Unnamed: 0,country,no_of_customers,total_sales,avg_sales_per_customer,avg_order_value
0,USA,13,1040.49,80.037692,7.942672
1,Canada,8,535.59,66.94875,7.047237
2,Brazil,5,427.68,85.536,7.011148
3,France,5,389.07,77.814,7.7814
4,Germany,4,334.62,83.655,8.161463
5,Czech Republic,2,273.24,136.62,9.108
6,United Kingdom,3,245.52,81.84,8.768571
7,Portugal,2,185.13,92.565,6.383793
8,India,2,183.15,91.575,8.721429
9,Others,15,1094.94,72.996,7.448571


From the above results we see the average sales per customer is more in countries 'Czech Republic', 'Portugal', 'India' and no of customers are less in these countries.
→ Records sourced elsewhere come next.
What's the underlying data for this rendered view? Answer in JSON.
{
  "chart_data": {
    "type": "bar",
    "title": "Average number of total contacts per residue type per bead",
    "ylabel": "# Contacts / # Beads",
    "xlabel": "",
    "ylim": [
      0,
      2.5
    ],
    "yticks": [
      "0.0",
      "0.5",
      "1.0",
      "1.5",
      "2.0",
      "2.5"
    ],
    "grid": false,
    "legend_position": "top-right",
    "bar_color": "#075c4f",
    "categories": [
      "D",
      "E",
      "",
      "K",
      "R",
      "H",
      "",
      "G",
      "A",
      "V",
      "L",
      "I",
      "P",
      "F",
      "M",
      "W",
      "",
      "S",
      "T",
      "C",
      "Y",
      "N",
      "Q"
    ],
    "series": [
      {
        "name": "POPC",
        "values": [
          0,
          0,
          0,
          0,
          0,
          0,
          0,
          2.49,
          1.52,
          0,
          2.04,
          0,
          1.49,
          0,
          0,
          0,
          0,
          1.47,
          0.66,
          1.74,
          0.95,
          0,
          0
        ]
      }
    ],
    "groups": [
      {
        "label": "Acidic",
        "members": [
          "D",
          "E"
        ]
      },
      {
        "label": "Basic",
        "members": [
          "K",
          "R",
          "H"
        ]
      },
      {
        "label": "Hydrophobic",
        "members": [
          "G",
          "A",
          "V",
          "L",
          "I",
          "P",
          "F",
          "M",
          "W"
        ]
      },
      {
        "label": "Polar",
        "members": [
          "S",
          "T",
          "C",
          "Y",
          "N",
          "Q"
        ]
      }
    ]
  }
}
Thus we can say there is a potential for growth in these countries and the company should invest more in these countries.
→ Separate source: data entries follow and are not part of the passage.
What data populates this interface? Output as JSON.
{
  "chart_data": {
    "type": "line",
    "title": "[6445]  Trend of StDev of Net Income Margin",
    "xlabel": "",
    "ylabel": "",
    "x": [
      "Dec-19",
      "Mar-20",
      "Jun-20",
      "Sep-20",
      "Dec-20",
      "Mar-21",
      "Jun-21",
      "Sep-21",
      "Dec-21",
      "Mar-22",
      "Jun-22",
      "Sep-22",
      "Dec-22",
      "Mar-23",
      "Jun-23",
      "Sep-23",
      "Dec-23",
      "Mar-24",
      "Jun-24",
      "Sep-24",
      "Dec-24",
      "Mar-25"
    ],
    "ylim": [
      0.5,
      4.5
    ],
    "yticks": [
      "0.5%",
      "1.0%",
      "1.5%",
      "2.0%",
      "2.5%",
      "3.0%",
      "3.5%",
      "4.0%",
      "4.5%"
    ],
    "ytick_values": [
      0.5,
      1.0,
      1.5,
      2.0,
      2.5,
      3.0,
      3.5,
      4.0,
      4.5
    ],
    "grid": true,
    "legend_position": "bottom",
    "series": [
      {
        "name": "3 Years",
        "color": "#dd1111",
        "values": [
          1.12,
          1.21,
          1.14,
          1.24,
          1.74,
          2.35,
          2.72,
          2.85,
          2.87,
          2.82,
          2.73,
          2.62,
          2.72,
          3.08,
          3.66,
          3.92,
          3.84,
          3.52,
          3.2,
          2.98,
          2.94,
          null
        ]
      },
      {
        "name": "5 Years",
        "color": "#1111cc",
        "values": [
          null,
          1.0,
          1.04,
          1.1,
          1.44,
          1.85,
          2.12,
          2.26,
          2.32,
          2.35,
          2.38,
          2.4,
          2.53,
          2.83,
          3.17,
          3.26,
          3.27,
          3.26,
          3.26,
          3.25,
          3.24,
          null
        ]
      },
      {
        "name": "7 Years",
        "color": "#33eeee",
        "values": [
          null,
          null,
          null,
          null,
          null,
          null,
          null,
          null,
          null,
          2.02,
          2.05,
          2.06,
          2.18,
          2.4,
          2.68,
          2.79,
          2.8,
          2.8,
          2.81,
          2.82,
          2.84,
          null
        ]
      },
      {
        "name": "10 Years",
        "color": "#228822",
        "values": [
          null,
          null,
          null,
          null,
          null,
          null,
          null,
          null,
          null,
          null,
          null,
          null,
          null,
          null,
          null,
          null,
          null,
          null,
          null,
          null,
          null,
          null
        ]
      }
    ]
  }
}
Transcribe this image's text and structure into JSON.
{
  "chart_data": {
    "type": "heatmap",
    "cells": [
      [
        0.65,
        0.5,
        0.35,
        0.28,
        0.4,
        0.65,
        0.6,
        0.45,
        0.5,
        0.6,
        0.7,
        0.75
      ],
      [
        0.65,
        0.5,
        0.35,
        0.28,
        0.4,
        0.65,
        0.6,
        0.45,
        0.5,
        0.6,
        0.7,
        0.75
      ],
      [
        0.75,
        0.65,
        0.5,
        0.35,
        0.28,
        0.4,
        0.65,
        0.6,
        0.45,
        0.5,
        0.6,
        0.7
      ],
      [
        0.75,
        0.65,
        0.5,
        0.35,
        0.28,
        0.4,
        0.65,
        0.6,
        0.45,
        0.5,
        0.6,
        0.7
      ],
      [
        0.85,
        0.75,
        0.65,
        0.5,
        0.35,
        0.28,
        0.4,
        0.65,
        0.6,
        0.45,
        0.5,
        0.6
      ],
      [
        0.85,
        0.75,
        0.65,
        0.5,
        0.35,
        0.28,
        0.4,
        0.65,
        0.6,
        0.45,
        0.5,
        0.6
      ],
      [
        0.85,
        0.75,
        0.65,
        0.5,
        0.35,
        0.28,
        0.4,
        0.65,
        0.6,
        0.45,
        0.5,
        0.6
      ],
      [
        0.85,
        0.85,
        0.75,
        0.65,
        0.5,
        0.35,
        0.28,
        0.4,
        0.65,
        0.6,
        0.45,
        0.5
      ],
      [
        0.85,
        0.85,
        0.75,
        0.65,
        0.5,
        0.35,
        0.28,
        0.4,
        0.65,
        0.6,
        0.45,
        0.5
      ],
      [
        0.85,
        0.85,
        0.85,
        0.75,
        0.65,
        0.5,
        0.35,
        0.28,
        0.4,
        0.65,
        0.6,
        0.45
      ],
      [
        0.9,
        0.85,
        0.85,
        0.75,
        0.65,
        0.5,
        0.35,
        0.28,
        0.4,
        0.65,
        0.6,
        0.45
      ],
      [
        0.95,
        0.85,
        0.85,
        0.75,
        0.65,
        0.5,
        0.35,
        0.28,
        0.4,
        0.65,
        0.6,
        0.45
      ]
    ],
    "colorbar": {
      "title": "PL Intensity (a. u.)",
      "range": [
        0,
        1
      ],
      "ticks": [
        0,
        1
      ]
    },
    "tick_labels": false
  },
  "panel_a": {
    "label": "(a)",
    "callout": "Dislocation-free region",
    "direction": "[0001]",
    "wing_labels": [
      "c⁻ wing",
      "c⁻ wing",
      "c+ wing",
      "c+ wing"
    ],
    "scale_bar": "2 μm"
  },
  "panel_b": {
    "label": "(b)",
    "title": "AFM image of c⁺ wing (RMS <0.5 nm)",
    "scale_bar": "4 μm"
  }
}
Now let us write a query to find how many no of purchases are album purchases and how many no of purchases are not, so that the company can decide on whether it should keep purchasing albums as a whole or to only buy popular tracks from the albums to maximize revenue.

In [115]:
query = '''WITH 
            min_track_id AS
            (
            SELECT 
                invoice_id, MIN(track_id) as track_id 
            FROM invoice_line GROUP BY invoice_id
            )
            SELECT 
                album_purchase,
                COUNT(invoice_id) AS no_of_invoices,
                CAST(COUNT(invoice_id) AS FLOAT) / (SELECT COUNT(*) FROM invoice) AS percentage
            FROM
                (
                SELECT 
                    mti.invoice_id,
                    CASE
                        WHEN 
                            (
                            SELECT il1.track_id 
                            FROM invoice_line il1 
                            WHERE il1.invoice_id = mti.invoice_id

                            EXCEPT

                            SELECT t1.track_id
                            FROM track t1
                            WHERE t1.album_id = (
                                                SELECT t2.album_id
                                                FROM track t2
                                                WHERE mti.track_id = t2.track_id
                                                )
                            ) IS NULL
                        AND
                            (
                            SELECT t1.track_id
                            FROM track t1
                            WHERE t1.album_id = (
                                                SELECT t2.album_id
                                                FROM track t2
                                                WHERE mti.track_id = t2.track_id
                                                )

                            EXCEPT

                            SELECT il1.track_id 
                            FROM invoice_line il1 
                            WHERE il1.invoice_id = mti.invoice_id                        
                            ) IS NULL
                        THEN "yes"
                        ELSE "no"
                        END AS album_purchase
                FROM min_track_id mti
                )
            GROUP BY album_purchase
            '''
run_query(query)

Unnamed: 0,album_purchase,no_of_invoices,percentage
0,no,500,0.814332
1,yes,114,0.185668


From the above results we see about 20 percent of all the purchases are whole album purchases and rest are purchases of individual tracks.

Thus we can advise to stop purchasing albums as a whole as they only contribute to less than 20 percent of all purchases and suggest to buy popular tracks from different albums to maximize revenue.

Note that customers who are interested in purchasing whole  albums will still be able to get the most popular songs from those albums, so we wont be losing that whole 20% of the revenue.